Cross-Corpora Unsupervised Learning of Trajectories in Autism Spectrum Disorders

Huseyin Melih Elibol, Vincent Nguyen, Scott Linderman, Matthew Johnson, Amna Hashmi, Finale Doshi-Velez.

Year: 2016, Volume: 17, Issue: 133, Pages: 1−38


Patients with developmental disorders, such as autism spectrum disorder (ASD), present with symptoms that change with time even if the named diagnosis remains fixed. For example, language impairments may present as delayed speech in a toddler and difficulty reading in a school-age child. Characterizing these trajectories is important for early treatment. However, deriving these trajectories from observational sources is challenging: electronic health records only reflect observations of patients at irregular intervals and only record what factors are clinically relevant at the time of observation. Meanwhile, caretakers discuss daily developments and concerns on social media.
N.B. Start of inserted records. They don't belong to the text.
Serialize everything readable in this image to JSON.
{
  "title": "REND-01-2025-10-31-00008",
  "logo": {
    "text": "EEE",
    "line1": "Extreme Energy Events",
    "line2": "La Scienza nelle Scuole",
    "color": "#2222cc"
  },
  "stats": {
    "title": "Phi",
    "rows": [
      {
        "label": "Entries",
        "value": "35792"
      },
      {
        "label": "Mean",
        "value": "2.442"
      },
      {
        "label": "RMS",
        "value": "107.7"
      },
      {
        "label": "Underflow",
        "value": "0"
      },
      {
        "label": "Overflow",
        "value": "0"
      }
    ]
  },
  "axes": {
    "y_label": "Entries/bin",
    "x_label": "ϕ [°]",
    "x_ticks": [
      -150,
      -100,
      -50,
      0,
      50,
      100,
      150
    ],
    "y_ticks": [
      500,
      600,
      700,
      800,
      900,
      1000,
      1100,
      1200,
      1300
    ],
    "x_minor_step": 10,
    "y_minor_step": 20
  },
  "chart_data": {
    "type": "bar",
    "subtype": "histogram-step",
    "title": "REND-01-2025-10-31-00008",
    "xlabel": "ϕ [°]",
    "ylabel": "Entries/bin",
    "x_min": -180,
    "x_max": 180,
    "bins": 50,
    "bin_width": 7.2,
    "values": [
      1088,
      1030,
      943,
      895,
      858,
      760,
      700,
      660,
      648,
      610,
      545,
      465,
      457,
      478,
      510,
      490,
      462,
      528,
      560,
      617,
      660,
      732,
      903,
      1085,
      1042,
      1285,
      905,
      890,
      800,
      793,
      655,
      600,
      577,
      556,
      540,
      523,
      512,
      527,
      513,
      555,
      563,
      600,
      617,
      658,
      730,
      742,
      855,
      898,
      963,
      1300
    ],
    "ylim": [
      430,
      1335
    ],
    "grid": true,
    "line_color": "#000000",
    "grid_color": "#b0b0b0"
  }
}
In this work, we present a fully unsupervised approach for learning disease trajectories from incomplete medical records and social media posts, including cases in which we have only a single observation of each patient. In particular, we use a dynamic topic model approach which embeds each disease trajectory as a path in $\mathbb{R}^D$. A Polya- gamma augmentation scheme is used to efficiently perform inference as well as incorporate multiple data sources. We learn disease trajectories from the electronic health records of 13,435 patients with ASD and the forum posts of 13,743 caretakers of children with ASD, deriving interesting clinical insights as well as good predictions.